Mail Server Replacement

     I am going to replace the existing Centos6 based system powering mail.eskimo.com with a brand new Ubuntu 19.10 based system.

     This brings with it immediately only some minor benefits, new stronger key exchange methods for key exchange for example.

     In the longer term it will also bring better spam and virus filtering.

     Because I’ve had this new server on a different hostname and IP address getting it ready, I will need to take the old machine down and then change the hostname and IP address of the temporary name to mail.eskimo.com.

     In addition because of changes in the ownership convention between CentOS6 and Ubuntu, I will need to change the owner on all the list files.  This may take some time so mail lists may be out of service for an hour or more.

     During this interval you will not be able to send mail and you will only be able to read mail via non IMAP based shell mail programs.

 

News

     I will be rebooting all Intel-based servers later this evening or very early Saturday morning (near midnight), in order to load new kernels that address yet another newly discovered Intel exploit.

     When I recompiled the client mail server the day before yesterday, it overwrote the existing aliases file breaking all aliases and mail lists.  This has been fixed.

     If all goes well, and it hasn’t the last two nights, I hope to replace the client mail server, currently based upon Centos6, with a new mail server based upon Ubuntu 19.10.  This will come with some newer spam tools that hopefully will result in fewer abuses like the forgery from mail.eskimo.com alleging that your mail quota was full.

Firewall

     At some point, Canonical, the folks behind the Ubuntu Linux distribution that we use on most of our servers, opted to move where firewalld looks for iptables, iptables-restore, ip6tables, and ip6tables-restore from /sbin to /usr/sbin but neglected to move the actual commands there, thus causing firewalld to fail upon startup.  And rather than no firewall being started it seemed to result in random ports being blocked.

     This condition broke the ftp server ftp.eskimo.com so that it would not function in active mode and sometimes not even in passive mode.  This has been repaired.

     If you are sitting behind NAT on a personal home router and do not have a static IP, you still may need to use passive mode but at least that will work now.
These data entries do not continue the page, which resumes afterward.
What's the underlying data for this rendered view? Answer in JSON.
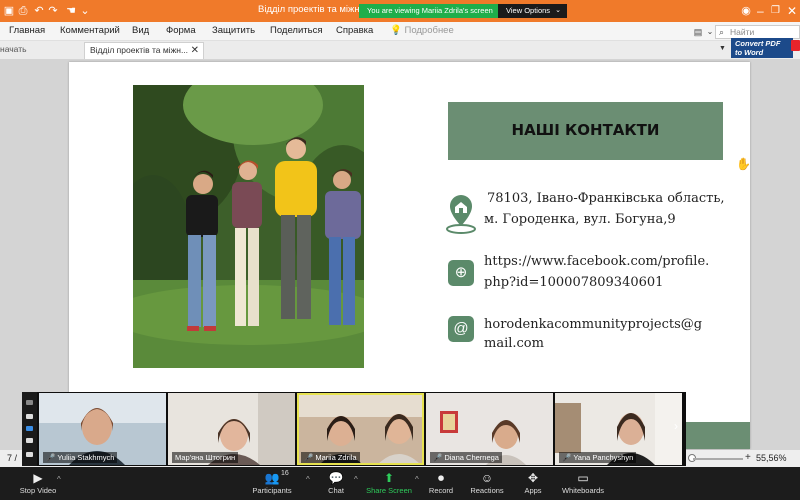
{
  "titlebar": {
    "title": "Відділ проектів та міжнарод",
    "share_banner": "You are viewing Mariia Zdrila's screen",
    "view_options": "View Options",
    "minimize": "–",
    "restore": "❐",
    "close": "✕"
  },
  "menu": {
    "items": [
      "Главная",
      "Комментарий",
      "Вид",
      "Форма",
      "Защитить",
      "Поделиться",
      "Справка"
    ],
    "help_hint": "Подробнее",
    "search_placeholder": "Найти"
  },
  "tabs": {
    "prev_fragment": "начать",
    "active": "Відділ проектів та міжн...",
    "convert_label": "Convert PDF to Word"
  },
  "slide": {
    "heading": "НАШІ КОНТАКТИ",
    "address_line1": "78103, Івано-Франківська область,",
    "address_line2": "м. Городенка, вул. Богуна,9",
    "facebook_line1": "https://www.facebook.com/profile.",
    "facebook_line2": "php?id=100007809340601",
    "email_line1": "horodenkacommunityprojects@g",
    "email_line2": "mail.com",
    "accent_color": "#6b8e73"
  },
  "participants": [
    {
      "name": "Yuliia Stakhmych",
      "muted": true
    },
    {
      "name": "Мар'яна Штогрин",
      "muted": false
    },
    {
      "name": "Mariia Zdrila",
      "muted": true,
      "active": true
    },
    {
      "name": "Diana Chernega",
      "muted": true
    },
    {
      "name": "Yana Panchyshyn",
      "muted": true
    }
  ],
  "status": {
    "page": "7 /",
    "zoom": "55,56%",
    "zoom_fraction": 0.1
  },
  "toolbar": {
    "stop_video": "Stop Video",
    "participants": "Participants",
    "participants_count": "16",
    "chat": "Chat",
    "share_screen": "Share Screen",
    "record": "Record",
    "reactions": "Reactions",
    "apps": "Apps",
    "whiteboards": "Whiteboards"
  }
}
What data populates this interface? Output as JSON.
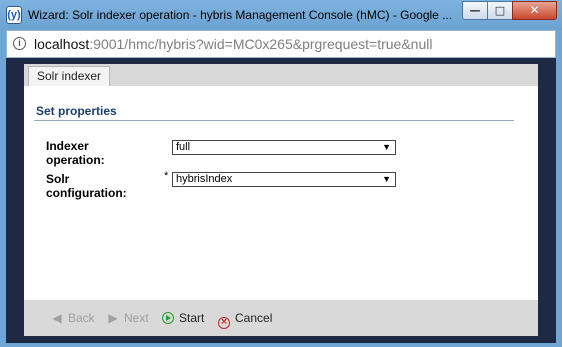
{
  "window": {
    "title": "Wizard: Solr indexer operation - hybris Management Console (hMC) - Google ...",
    "app_icon_letter": "(y)",
    "minimize_glyph": "—",
    "maximize_glyph": "□",
    "close_glyph": "✕"
  },
  "address": {
    "host": "localhost",
    "rest": ":9001/hmc/hybris?wid=MC0x265&prgrequest=true&null"
  },
  "tabs": [
    {
      "label": "Solr indexer"
    }
  ],
  "section": {
    "title": "Set properties"
  },
  "fields": {
    "indexer_operation": {
      "label_line1": "Indexer",
      "label_line2": "operation:",
      "value": "full"
    },
    "solr_configuration": {
      "label_line1": "Solr",
      "label_line2": "configuration:",
      "required_mark": "*",
      "value": "hybrisIndex"
    }
  },
  "footer": {
    "back_label": "Back",
    "next_label": "Next",
    "start_label": "Start",
    "cancel_label": "Cancel"
  }
}
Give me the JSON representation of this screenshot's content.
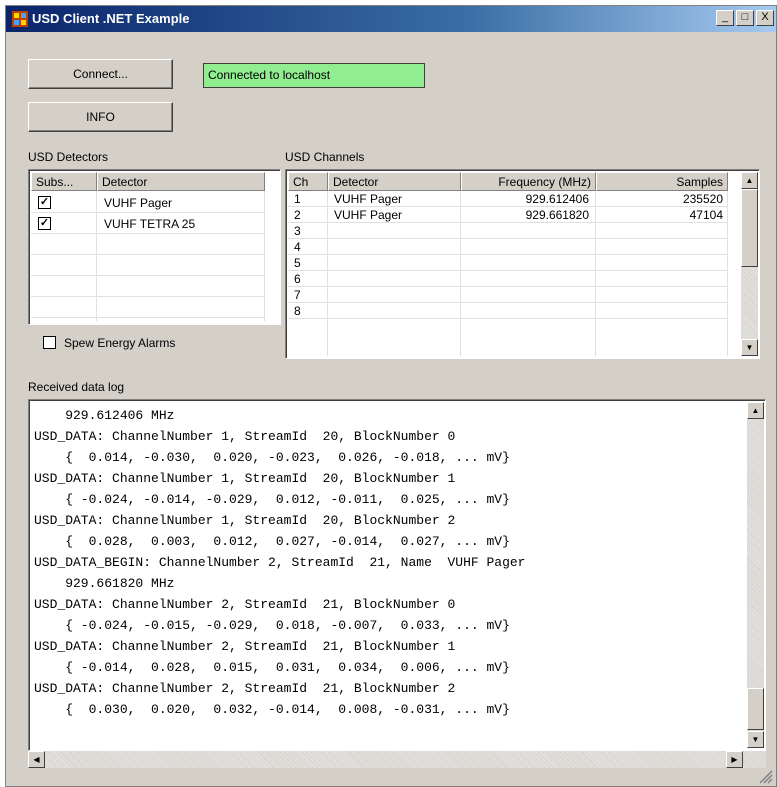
{
  "window": {
    "title": "USD Client .NET Example",
    "min": "_",
    "max": "□",
    "close": "X"
  },
  "buttons": {
    "connect": "Connect...",
    "info": "INFO"
  },
  "status": {
    "text": "Connected to localhost",
    "color": "#90ee90"
  },
  "detectors": {
    "label": "USD Detectors",
    "headers": [
      "Subs...",
      "Detector"
    ],
    "rows": [
      {
        "checked": true,
        "name": "VUHF Pager"
      },
      {
        "checked": true,
        "name": "VUHF TETRA 25"
      }
    ]
  },
  "spew": {
    "label": "Spew Energy Alarms",
    "checked": false
  },
  "channels": {
    "label": "USD Channels",
    "headers": [
      "Ch",
      "Detector",
      "Frequency (MHz)",
      "Samples"
    ],
    "rows": [
      {
        "ch": "1",
        "detector": "VUHF Pager",
        "freq": "929.612406",
        "samples": "235520"
      },
      {
        "ch": "2",
        "detector": "VUHF Pager",
        "freq": "929.661820",
        "samples": "47104"
      },
      {
        "ch": "3",
        "detector": "",
        "freq": "",
        "samples": ""
      },
      {
        "ch": "4",
        "detector": "",
        "freq": "",
        "samples": ""
      },
      {
        "ch": "5",
        "detector": "",
        "freq": "",
        "samples": ""
      },
      {
        "ch": "6",
        "detector": "",
        "freq": "",
        "samples": ""
      },
      {
        "ch": "7",
        "detector": "",
        "freq": "",
        "samples": ""
      },
      {
        "ch": "8",
        "detector": "",
        "freq": "",
        "samples": ""
      }
    ]
  },
  "log": {
    "label": "Received data log",
    "lines": [
      "    929.612406 MHz",
      "USD_DATA: ChannelNumber 1, StreamId  20, BlockNumber 0",
      "    {  0.014, -0.030,  0.020, -0.023,  0.026, -0.018, ... mV}",
      "USD_DATA: ChannelNumber 1, StreamId  20, BlockNumber 1",
      "    { -0.024, -0.014, -0.029,  0.012, -0.011,  0.025, ... mV}",
      "USD_DATA: ChannelNumber 1, StreamId  20, BlockNumber 2",
      "    {  0.028,  0.003,  0.012,  0.027, -0.014,  0.027, ... mV}",
      "USD_DATA_BEGIN: ChannelNumber 2, StreamId  21, Name  VUHF Pager",
      "    929.661820 MHz",
      "USD_DATA: ChannelNumber 2, StreamId  21, BlockNumber 0",
      "    { -0.024, -0.015, -0.029,  0.018, -0.007,  0.033, ... mV}",
      "USD_DATA: ChannelNumber 2, StreamId  21, BlockNumber 1",
      "    { -0.014,  0.028,  0.015,  0.031,  0.034,  0.006, ... mV}",
      "USD_DATA: ChannelNumber 2, StreamId  21, BlockNumber 2",
      "    {  0.030,  0.020,  0.032, -0.014,  0.008, -0.031, ... mV}"
    ]
  },
  "icons": [
    "app-icon",
    "minimize-icon",
    "maximize-icon",
    "close-icon",
    "checkbox-icon",
    "scroll-up-icon",
    "scroll-down-icon",
    "scroll-left-icon",
    "scroll-right-icon",
    "size-grip-icon"
  ]
}
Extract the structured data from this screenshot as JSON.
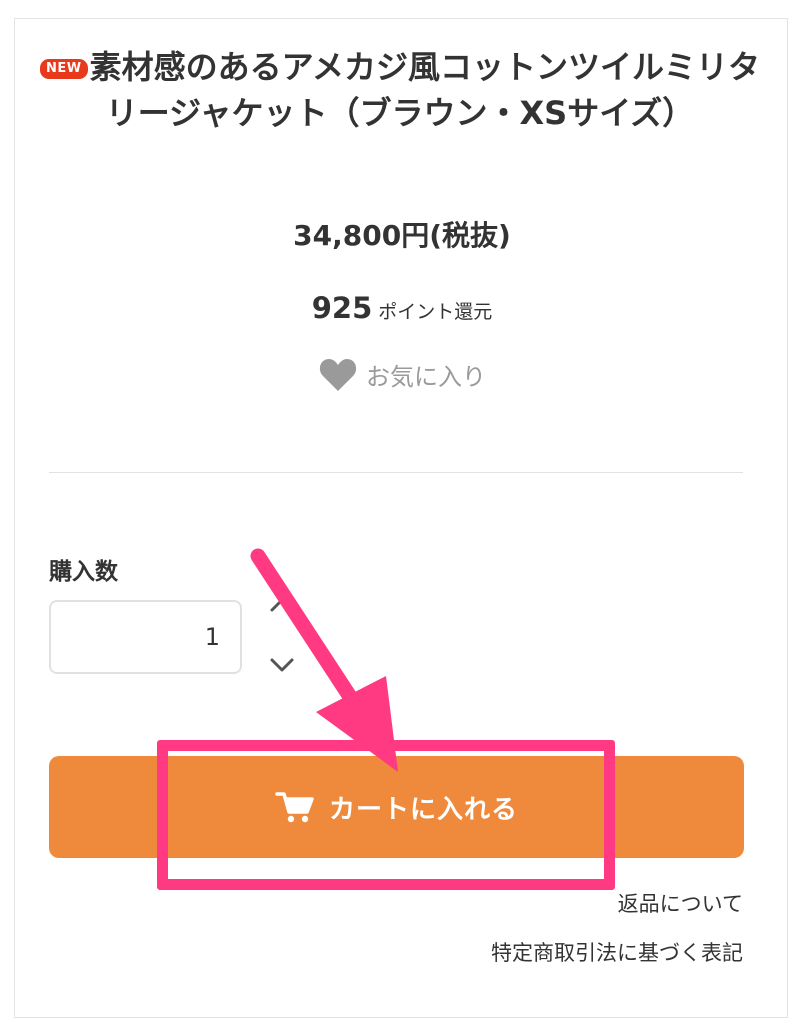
{
  "product": {
    "badge": "NEW",
    "title": "素材感のあるアメカジ風コットンツイルミリタリージャケット（ブラウン・XSサイズ）",
    "price": "34,800円(税抜)",
    "points_value": "925",
    "points_label": "ポイント還元",
    "favorite_label": "お気に入り"
  },
  "quantity": {
    "label": "購入数",
    "value": "1"
  },
  "cart": {
    "button_label": "カートに入れる"
  },
  "links": {
    "returns": "返品について",
    "legal": "特定商取引法に基づく表記"
  },
  "colors": {
    "cart_button": "#ef8a3c",
    "annotation": "#ff3a83",
    "badge": "#e8391c"
  },
  "icons": [
    "heart-icon",
    "chevron-up-icon",
    "chevron-down-icon",
    "cart-icon"
  ]
}
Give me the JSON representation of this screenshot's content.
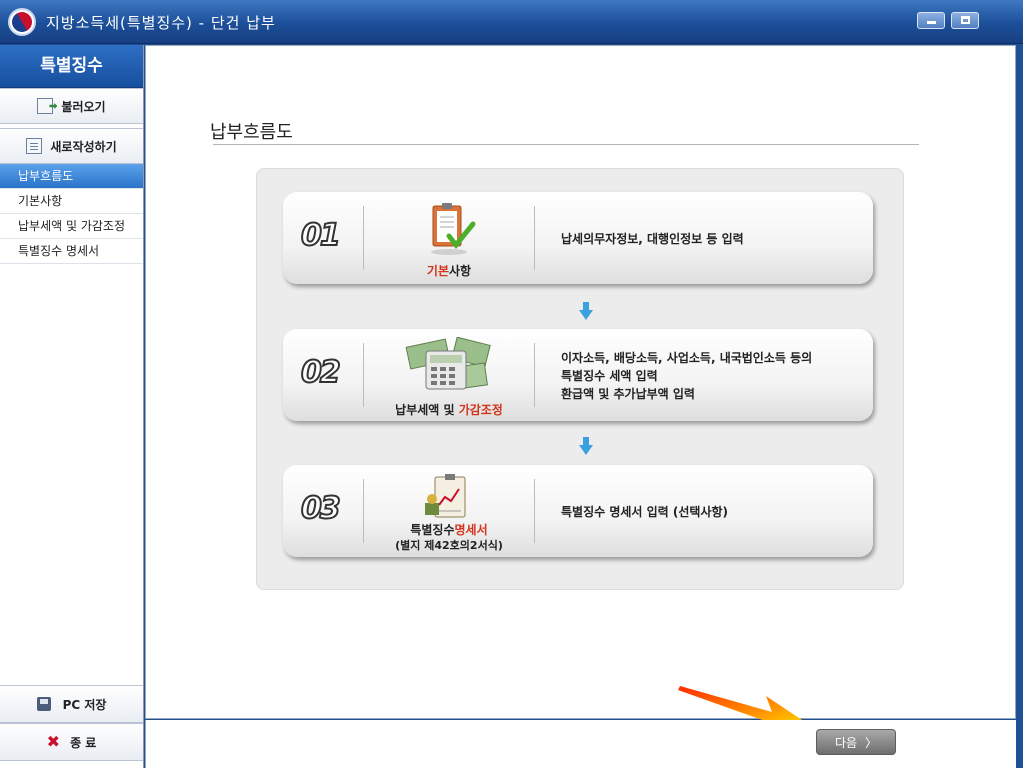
{
  "window": {
    "title": "지방소득세(특별징수) - 단건 납부"
  },
  "sidebar": {
    "header": "특별징수",
    "load_button": "불러오기",
    "new_button": "새로작성하기",
    "menu": [
      {
        "label": "납부흐름도",
        "active": true
      },
      {
        "label": "기본사항",
        "active": false
      },
      {
        "label": "납부세액 및 가감조정",
        "active": false
      },
      {
        "label": "특별징수 명세서",
        "active": false
      }
    ],
    "save_button": "PC 저장",
    "exit_button": "종 료"
  },
  "main": {
    "title": "납부흐름도",
    "steps": [
      {
        "number": "01",
        "label_highlight": "기본",
        "label_rest": "사항",
        "description": [
          "납세의무자정보, 대행인정보 등 입력"
        ]
      },
      {
        "number": "02",
        "label_prefix": "납부세액 및 ",
        "label_highlight": "가감조정",
        "description": [
          "이자소득, 배당소득, 사업소득, 내국법인소득 등의",
          "특별징수 세액 입력",
          "환급액 및 추가납부액 입력"
        ]
      },
      {
        "number": "03",
        "label_prefix": "특별징수",
        "label_highlight": "명세서",
        "label_sub": "(별지 제42호의2서식)",
        "description": [
          "특별징수 명세서 입력 (선택사항)"
        ]
      }
    ]
  },
  "footer": {
    "next_button": "다음"
  },
  "colors": {
    "titlebar": "#1c4f99",
    "accent_red": "#d4331c",
    "flow_arrow": "#3aa0e0",
    "active_menu": "#2a73c9"
  }
}
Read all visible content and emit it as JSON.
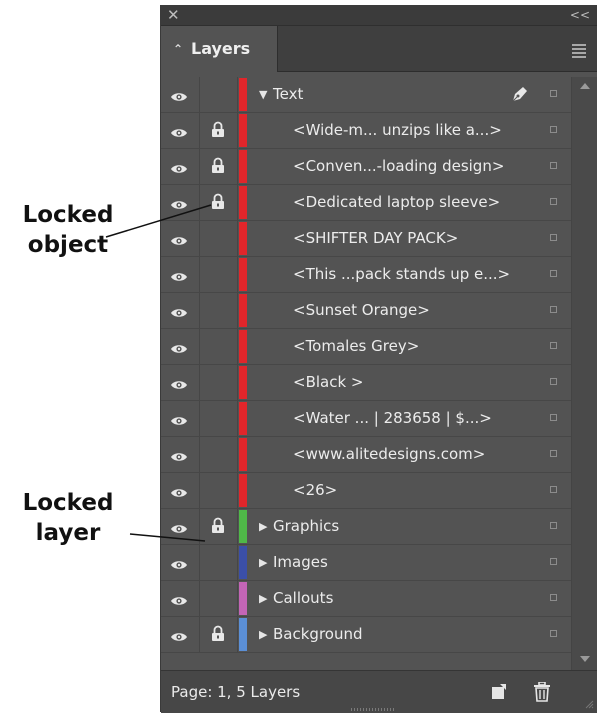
{
  "callouts": {
    "locked_object": {
      "line1": "Locked",
      "line2": "object"
    },
    "locked_layer": {
      "line1": "Locked",
      "line2": "layer"
    }
  },
  "panel": {
    "tab_title": "Layers",
    "footer_text": "Page: 1, 5 Layers"
  },
  "rows": [
    {
      "name": "Text",
      "kind": "layer",
      "expanded": true,
      "locked": false,
      "color": "#e1262b",
      "pen": true
    },
    {
      "name": "<Wide-m... unzips like a...>",
      "kind": "object",
      "locked": true,
      "color": "#e1262b"
    },
    {
      "name": "<Conven...-loading design>",
      "kind": "object",
      "locked": true,
      "color": "#e1262b"
    },
    {
      "name": "<Dedicated laptop sleeve>",
      "kind": "object",
      "locked": true,
      "color": "#e1262b"
    },
    {
      "name": "<SHIFTER DAY PACK>",
      "kind": "object",
      "locked": false,
      "color": "#e1262b"
    },
    {
      "name": "<This ...pack stands up e...>",
      "kind": "object",
      "locked": false,
      "color": "#e1262b"
    },
    {
      "name": "<Sunset Orange>",
      "kind": "object",
      "locked": false,
      "color": "#e1262b"
    },
    {
      "name": "<Tomales Grey>",
      "kind": "object",
      "locked": false,
      "color": "#e1262b"
    },
    {
      "name": "<Black >",
      "kind": "object",
      "locked": false,
      "color": "#e1262b"
    },
    {
      "name": "<Water ... | 283658 | $...>",
      "kind": "object",
      "locked": false,
      "color": "#e1262b"
    },
    {
      "name": "<www.alitedesigns.com>",
      "kind": "object",
      "locked": false,
      "color": "#e1262b"
    },
    {
      "name": "<26>",
      "kind": "object",
      "locked": false,
      "color": "#e1262b"
    },
    {
      "name": "Graphics",
      "kind": "layer",
      "expanded": false,
      "locked": true,
      "color": "#4fb848"
    },
    {
      "name": "Images",
      "kind": "layer",
      "expanded": false,
      "locked": false,
      "color": "#3b4fa8"
    },
    {
      "name": "Callouts",
      "kind": "layer",
      "expanded": false,
      "locked": false,
      "color": "#c365b6"
    },
    {
      "name": "Background",
      "kind": "layer",
      "expanded": false,
      "locked": true,
      "color": "#5b8fd6"
    }
  ]
}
     I also want to remind people that IF you have a public incoming or uploads directory, the mode must NOT offer public read permissions or it will not work.  Our ftp daemon will not allow the use of mode 777 directories since this is used and abused to distribute viruses, pirated software, child porn, and other nefarious content.  Instead these directories should be mode 733, chmod 733 incoming.

Sending Mail Fixed

     Mail.eskimo.com should be completely fixed now but I will be replacing it entirely shortly as it is an old server based upon CentOS6, the only one not modernized, and I am preparing a new server to completely replace it which will be based upon the current release of Ubuntu and upgraded as Ubuntu upgrades.

      In the meantime however, I have replaced postfix with the most current version, 3.4.7, as well as openssl with 3.0.0, so all modern encryption protocols should now be supported.

Sending Mail – An Update

     Authentication was broken, that is now fixed.  Sending mail will work from local shell servers, from web mail, but NOT from devices off of our local network with encryption.

     I am working on fixing this but unfortunately it is somewhat involved so will take a little bit yet.

Sending Mail – Postfix

     I have discovered that what happened is that last night I recompiled postfix in order to add a needed feature to make it work in some situations that previously it did not.  I was missing a necessary library on the system when I first compiled it and this caused it to omit adding that feature.

     What I did not realize at the time was that installing the newly compiled version would rudely overwrite my existing configuration files.

     I can not boot the backup because init, the master daemon is damaged.  So I am trying to extract the configuration files from the backup.